I had to smile. This strange man intrigued me.

‘You find this interesting?’

‘Yes, I do.’

‘The moment that lies between what drives us from the past and what pulls us towards the future is the one moment in which we are completely free, completely conscious and completely alive. So, imagine we are in this moment. If this were a novel as yet to be written by you, and I were your character, poised in that moment, what would you have me do?’

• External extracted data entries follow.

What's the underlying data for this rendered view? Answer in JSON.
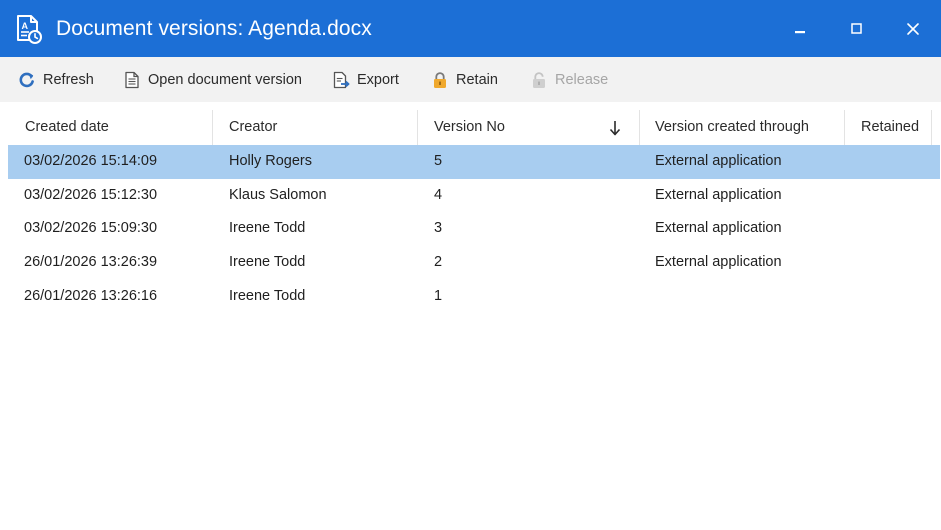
{
  "window": {
    "title": "Document versions: Agenda.docx"
  },
  "toolbar": {
    "refresh": "Refresh",
    "open": "Open document version",
    "export": "Export",
    "retain": "Retain",
    "release": "Release"
  },
  "grid": {
    "columns": [
      "Created date",
      "Creator",
      "Version No",
      "Version created through",
      "Retained"
    ],
    "sort_column": "Version No",
    "sort_direction": "descending",
    "selected_row": 0,
    "rows": [
      {
        "created": "03/02/2026 15:14:09",
        "creator": "Holly Rogers",
        "version": "5",
        "through": "External application",
        "retained": ""
      },
      {
        "created": "03/02/2026 15:12:30",
        "creator": "Klaus Salomon",
        "version": "4",
        "through": "External application",
        "retained": ""
      },
      {
        "created": "03/02/2026 15:09:30",
        "creator": "Ireene Todd",
        "version": "3",
        "through": "External application",
        "retained": ""
      },
      {
        "created": "26/01/2026 13:26:39",
        "creator": "Ireene Todd",
        "version": "2",
        "through": "External application",
        "retained": ""
      },
      {
        "created": "26/01/2026 13:26:16",
        "creator": "Ireene Todd",
        "version": "1",
        "through": "",
        "retained": ""
      }
    ]
  },
  "colors": {
    "titlebar": "#1c6fd6",
    "toolbar": "#f2f2f2",
    "selection": "#a8cdf0",
    "disabled_text": "#a6a6a6"
  },
  "icons": {
    "app": "document-versions-icon",
    "refresh": "refresh-icon",
    "open": "document-icon",
    "export": "export-icon",
    "retain": "lock-icon",
    "release": "unlock-icon"
  }
}
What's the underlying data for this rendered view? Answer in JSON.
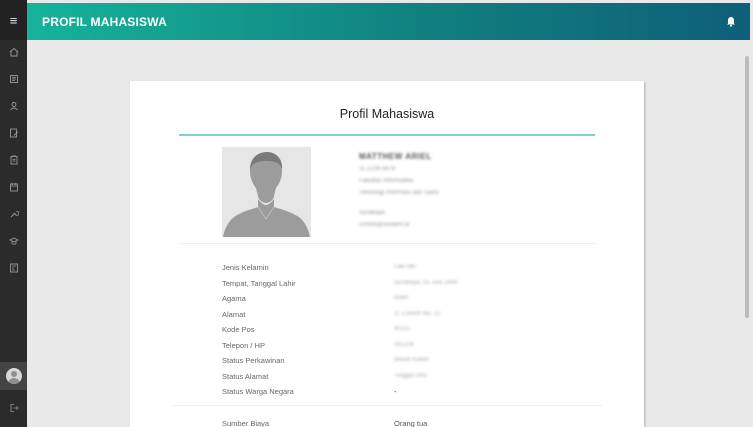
{
  "header": {
    "title": "PROFIL MAHASISWA",
    "menu_glyph": "≡"
  },
  "sidebar": {
    "items": [
      {
        "icon": "home-icon"
      },
      {
        "icon": "book-icon"
      },
      {
        "icon": "user-badge-icon"
      },
      {
        "icon": "document-edit-icon"
      },
      {
        "icon": "clipboard-icon"
      },
      {
        "icon": "calendar-icon"
      },
      {
        "icon": "tools-icon"
      },
      {
        "icon": "graduation-icon"
      },
      {
        "icon": "report-icon"
      }
    ],
    "logout_icon": "logout-icon"
  },
  "profile": {
    "card_title": "Profil Mahasiswa",
    "identity": {
      "name": "MATTHEW ARIEL",
      "nim": "11.1234.5678",
      "faculty": "Fakultas Informatika",
      "program": "Teknologi Informasi dan Sains",
      "city": "Surabaya",
      "email": "contoh@student.id"
    },
    "details": [
      {
        "label": "Jenis Kelamin",
        "value": "Laki-laki",
        "blurred": true
      },
      {
        "label": "Tempat, Tanggal Lahir",
        "value": "Surabaya, 01 Juni 1999",
        "blurred": true
      },
      {
        "label": "Agama",
        "value": "Islam",
        "blurred": true
      },
      {
        "label": "Alamat",
        "value": "Jl. Contoh No. 12",
        "blurred": true
      },
      {
        "label": "Kode Pos",
        "value": "60111",
        "blurred": true
      },
      {
        "label": "Telepon / HP",
        "value": "081234",
        "blurred": true
      },
      {
        "label": "Status Perkawinan",
        "value": "Belum Kawin",
        "blurred": true
      },
      {
        "label": "Status Alamat",
        "value": "Tinggal Ortu",
        "blurred": true
      },
      {
        "label": "Status Warga Negara",
        "value": "-",
        "blurred": false
      }
    ],
    "funding": {
      "label": "Sumber Biaya",
      "value": "Orang tua"
    }
  },
  "colors": {
    "header_start": "#16b39a",
    "header_end": "#0e5f78",
    "accent_rule": "#7fd4c9",
    "sidebar": "#2b2b2b"
  }
}
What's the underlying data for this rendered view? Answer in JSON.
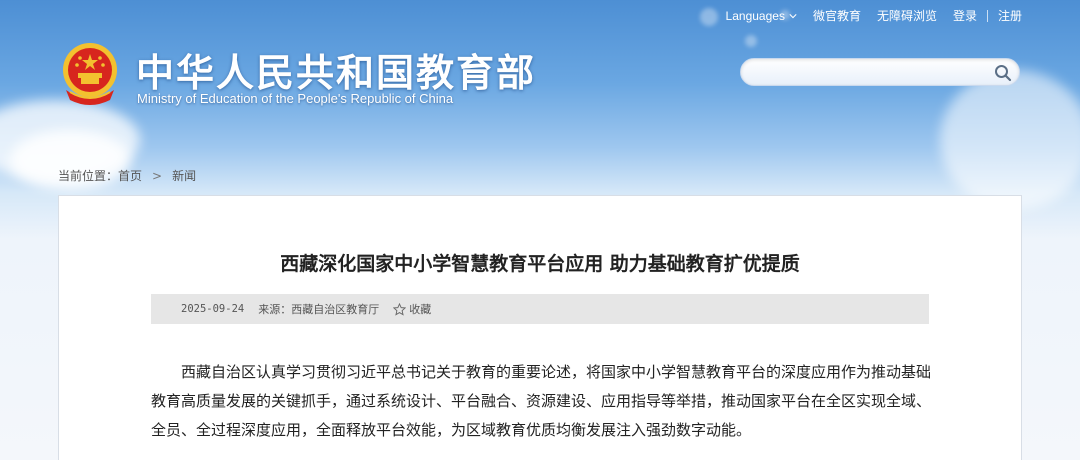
{
  "topbar": {
    "languages": "Languages",
    "weibo": "微官教育",
    "accessibility": "无障碍浏览",
    "login": "登录",
    "register": "注册"
  },
  "header": {
    "title": "中华人民共和国教育部",
    "subtitle": "Ministry of Education of the People's Republic of China"
  },
  "search": {
    "value": "",
    "placeholder": ""
  },
  "breadcrumb": {
    "label": "当前位置：",
    "home": "首页",
    "separator": ">",
    "current": "新闻"
  },
  "article": {
    "title": "西藏深化国家中小学智慧教育平台应用 助力基础教育扩优提质",
    "date": "2025-09-24",
    "source": "来源：西藏自治区教育厅",
    "favorite": "收藏",
    "body": "西藏自治区认真学习贯彻习近平总书记关于教育的重要论述，将国家中小学智慧教育平台的深度应用作为推动基础教育高质量发展的关键抓手，通过系统设计、平台融合、资源建设、应用指导等举措，推动国家平台在全区实现全域、全员、全过程深度应用，全面释放平台效能，为区域教育优质均衡发展注入强劲数字动能。"
  },
  "colors": {
    "sky_top": "#4d8fd4",
    "sky_bottom": "#eef4fb",
    "emblem_red": "#d7261e",
    "emblem_gold": "#f3c12f",
    "meta_bar": "#e6e6e6"
  },
  "icons": {
    "emblem": "national-emblem",
    "search": "magnifier",
    "favorite": "star",
    "languages": "chevron-down"
  }
}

‘I would have you tell me why I’m here.’

‘Touché!’ He was pleased. ‘I would say you’re here because you want to know how it begins.’

‘How what begins?’

‘Your new novel.’

‘And how does it begin?’

‘It begins with a telegram, an invitation to meet someone mysterious. Now, let’s say your character guesses the invitation must be from a fan of his work, because the telegram offers the prospect of a patronage. Let’s assume that the message could not have arrived at a better time. His last book isn’t selling well, and he needs funds to research another book. Let’s imagine that in the meantime, he is surviving by the barest margin, living hand-to-mouth. So when the offer comes to meet a generous benefactor in an apartment in Berlin, well, he does the only logical thing a man in those circumstances could have done – he finds himself in Prinz Albrechstrasse.

‘The street has changed little since his childhood, except these days it houses the Gestapo and the headquarters of the SS, and everywhere on shop front doors and on walls two words are written: “Juden Unerwünscht” – Jews Unwelcome.

‘When your protagonist arrives at the fashionable apartment building, he checks the address against the telegram and the time against his pocket watch and looks up. The sky is steel blue and the sun is cold. He stands like that, in his rather shabby double-breasted suit that does little to keep off the swift breeze, trying to resist the impulse to turn around. But where could he go? The financial embarrassment that led to his rather hasty expulsion from France meant he couldn’t return. At least not until his circumstances had improved enough for him to pay his creditors. It’s no wonder the poor are all Communists! He sighs, looking again at the telegram.

YOUR BOOK SUPERIOR WORK STOP A THOUSAND MARKS A

MONTH FOR SECOND STOP FURTHER SUM TO SETTLE AFFAIRSSTOP BERLIN FEB 18 15:00 7 PRINZ ALBRECHTSTRASSE STOP


‘Shortly after receiving this telegram, a small fortune in deutschmarks was wired to him and a letter followed, containing a first-class train ticket from Paris to Berlin. How could he resist such a generous offer? It was a balm to know that someone appreciated his work enough to pay for it. Still, he was full of misgivings. Why had the publisher or benefactor not given his name? Why did he want to meet in an apartment? Could he be one of those Jewish publishers that had been shut down by the Nazis?